Старые годы в селе Плодомасове
1869
Глава пятая
Бесноватому коню конопляное удило
В сумерки этого же самого дня, прежде чем старик Байцуров успел проехать половину своего пути к городу и жена его в сопровождении мамы-туркини такую же часть своей дороги к селу Плодомасова, в плодомасовские области прибыл земский пристав.
Пристав этот был некоторым образом свой человек в плодомасовском доме: за него когда-то была выдана замуж одна из наиболее любимых крепостных фавориток боярина, которую Плодомасов хотел осчастливить этим благородным браком и с которою от времени до времени, наезжая в город, он, не стесняясь ее замужним положением, видался на прежних правах. Приезжая в плодомасовский дом, муж отставной боярской барыни служил боярину шутом и посмешищем: стоя на голове, он выпивал стопы вина и меду; ходил на кругах колесом; разбивал затылком орехи и плясал на столе казачка перед всей барской дворней.
В силу таких обстоятельств пристав считался в числе приближенных людей Плодомасова. Боярин не забывал семьи подьячего своими милостями; снабжал закромы его амбаришек зерном, наптлы — огородиной, а задворок живностью; крестил у его жены своих собственных детей и допускал его самого за подаянием пред свое лицезрение.
3ная такие отношения приезжего подьячего к боярину, холопство не замедлило доложить о нем Плодомасову и истолковать вырвавшееся при этом у боярина легкое рычание за знак согласия к тому, чтобы пристав был допущен.
Пристав был введен и поставлен пред барские очи.
— Чего тебе? — спросил, окинув гневным оком его фигуру, Плодомасов.
Выгинаясь, кланяясь и вытягиваясь, как придавленная палкой змея, подьячий подползал к боярину, не смея взвести голоса и поднять на него своих заплывших глаз.
— Чего тебе нужно? — воскликнул боярин мягче, глядя на это бестолковое выгибанье подьячего.
Подьячий продолжал ползти и снова не подавал ни гласа, ни послушания.

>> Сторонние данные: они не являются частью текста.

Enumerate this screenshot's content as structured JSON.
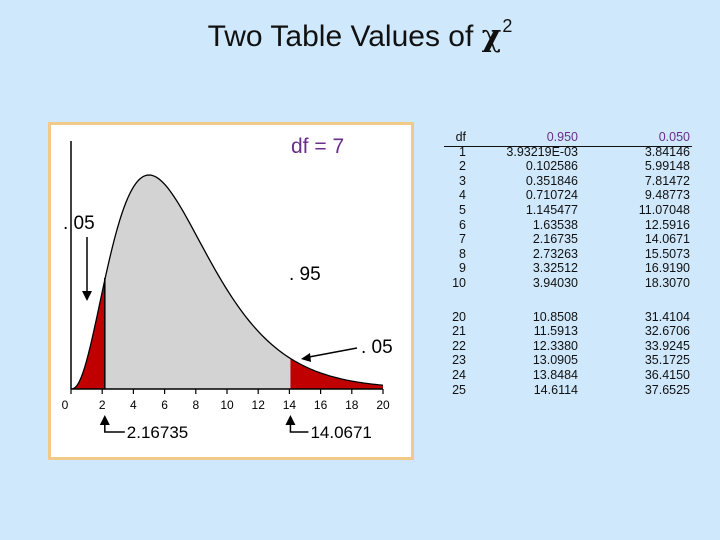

Сколь ни привык Плодомасов к рабскому пресмыкательству перед собою, но такое долгое и робкое ползанье уже и ему не нравилось: он чувствовал, что так долго безмолвствует человек тогда, когда ему страшно разомкнуть уста свои. Плодомасову вдруг вступило на мысль, что пресмыкающийся перед ним земский является к нему чьим-то послом с недобрыми вестями, и густые серо-бурые брови насупились и задвигались, сходясь одна с другою, как сходятся два сердитые и готовые броситься один на другого медведи.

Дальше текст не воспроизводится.